PERMISSION TO AUTHORIZE MEDICAL CARE

I GIVE AUTHORITY TO THE THOUSAND OAKS LACROSSE (“TOL”), ITS COACHES, ASSISTANT COACHES AND FIELD VOLUNTEERS TO OBTAIN APPROPRIATE EMERGENCY MEDICAL ATTENTION FOR MY PLAYER IN THE EVENT PLAYER IS INJURED WHILE PARTICIPATING IN THE SPORT OF LACROSSE, IN THE EVENT THAT I AM OR ANOTHER PARENT OR GUARDIAN CANNOT READILY BE CONTACTED TO GRANT SUCH PERMISSION.

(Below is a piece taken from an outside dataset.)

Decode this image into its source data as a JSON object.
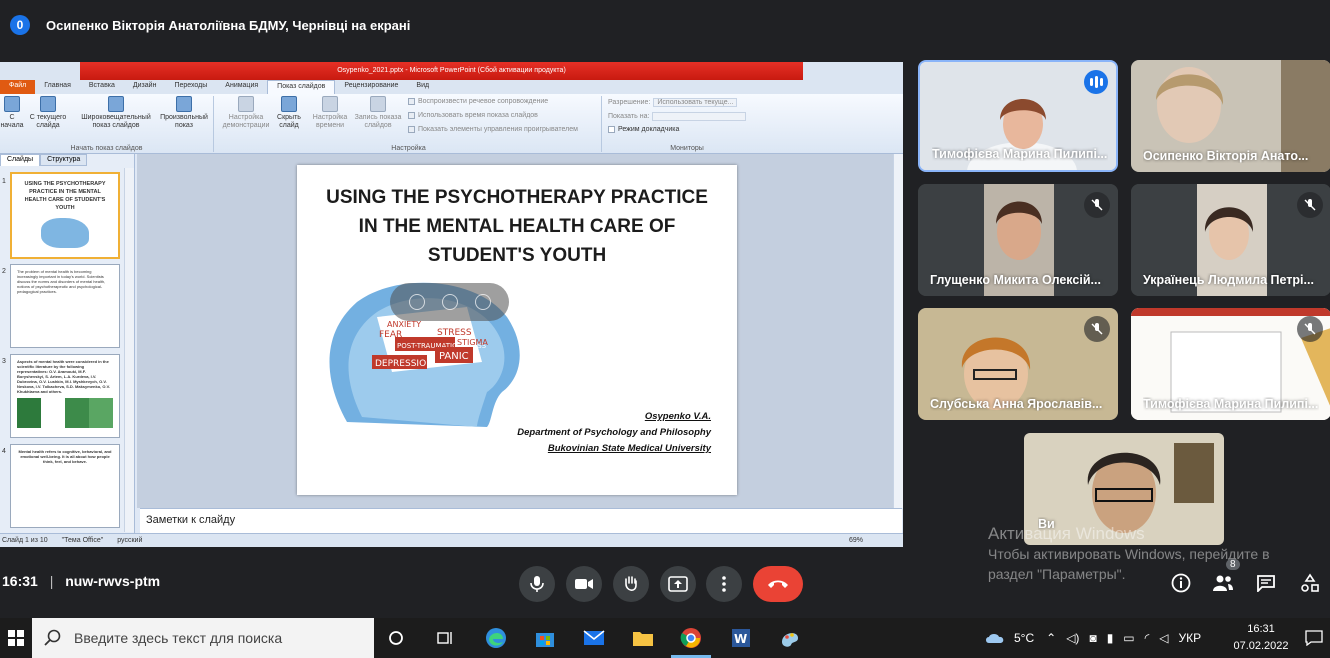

I CERTIFY THAT PLAYER HAS UNDERGONE A PHYSICAL EXAMINATION WITHIN THE PAST YEAR AND HAS THE PHYSICIAN’S AND MY PERMISSION TO PLAY A CONTACT SPORT. I ALSO CERTIFY THAT PLAYER IS COVERED UNDER THE GIVEN PRIMARY POLICY AND UNDERSTAND THAT THE INSURANCE PROVIDED TO TEAM MEMBERS, INCLUDING PLAYER, IS IN IS LIMITED AND ONLY APPLIED IN EXCESS OF PLAYER’S PRIMARY POLICY. I AGREE TO NOTIFY THE COACH IMMEDIATELY IF THE PRIMARY POLICY DESCRIBED ABOVE IS NOT VALID FOR ANY REASON.